Jeff Green | Mar 04, 2020
While efforts to keep the outbreak of SARS from the general population were successful, that will not be possible with COVID-19, according to Kieran Moore, the Medical Officer of Health in Kingston Frontenac, Lennox and Addington.
SARS was kept to just 8,000 cases worldwide and eventually eliminated from humans. But with 10 times as many cases and the virus spreading rapidly in countries like Iran and Italy, Moore said doing the same for COVID-19 is now impossible.
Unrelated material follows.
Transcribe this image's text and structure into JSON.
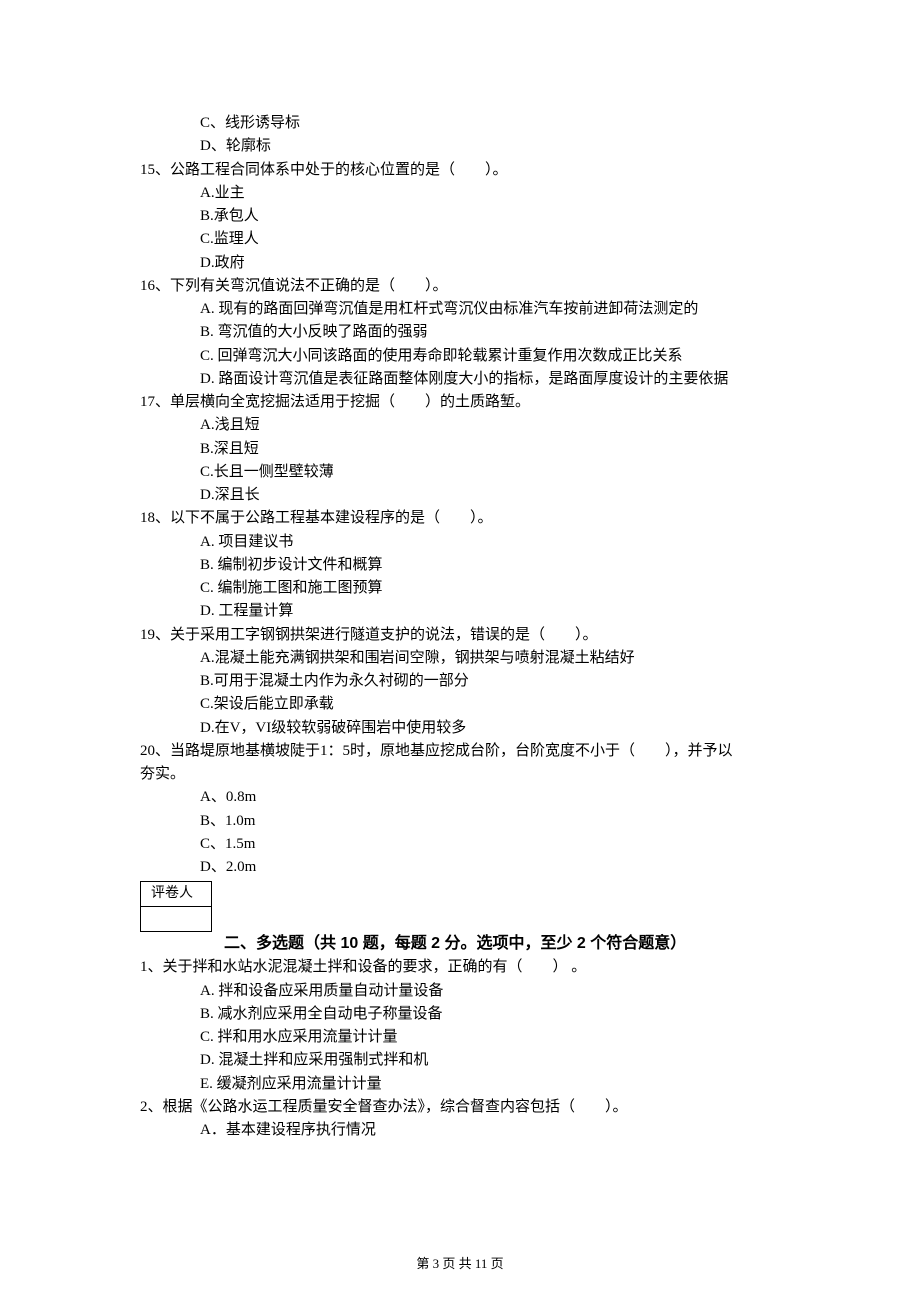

At a meeting last Wednesday (February 26) Moore also pointed out that although COVID-19 had killed almost 2,900 people globally at that point (that number is now higher than 3,100) the flu kills 650,000 people annually.
The mortality rate for COVID-19 is much higher however than flu however, about 3% globally, and because the virus is so new there are no known treatments or vaccines.
He projects that over time COVID-19 will become like the four other coronaviruses that circulate annually in the winter season and are known collectively as the common cold.
“Everyone is susceptible because we don’t have any population immunity, so it will have a very high attack rate over the next several years before settling into a normal seasonal cycle,” he said.
This week, World Health Organization (WHO) director-general Tedros Adhanom Ghebreyesus came out with some further information about the similarities and differences between the flu and COVID-19, based on what has been learned thus far.
He said that both cause respiratory disease and spread the same way, via small droplets of fluid from the nose and mouth of someone who is sick.
However, the flu seems to be more efficient in the way it spreads, since it can be transmitted by people who do not yet have symptoms. COVID-19, from information gathered in China, only spreads from people who already have symptoms, making it easier to contain.
COVID-19, it appears, is over 3 times as deadly as the flu. The death rate is 3.4% for those infected with Covid-19, and less than 1% of those infected with the flu die from it.
COIVID-19 is also so new that there are no vaccines or treatments for it, even though there are more than 20 vaccines under development already.
Finally, while the flu is so widespread that there is no such thing as containment, it is still possible to contain COVID-19.
“We don’t do contact tracing for seasonal flu – but countries should do it for COVID-19, because it will prevent infections and save lives. Containment is possible,” Ghebreyesus said in a statement posted on the WHO website this week.
The final point that he made was that a concerted effort needs to be made to make sure that health care workers have the necessary equipment, including 89 million medical masks, to stay safe and fight the disease.
As of Tuesday, March 2nd, there were 33 confirmed cases of Covid-19 in Canada, including 20 in Ontario and 12 in British Columbia. There were none in the Kingston-Frontenac-Lennox and Addington region, however.
KFL&A Public Health says it will notify the public if and when a case is identified.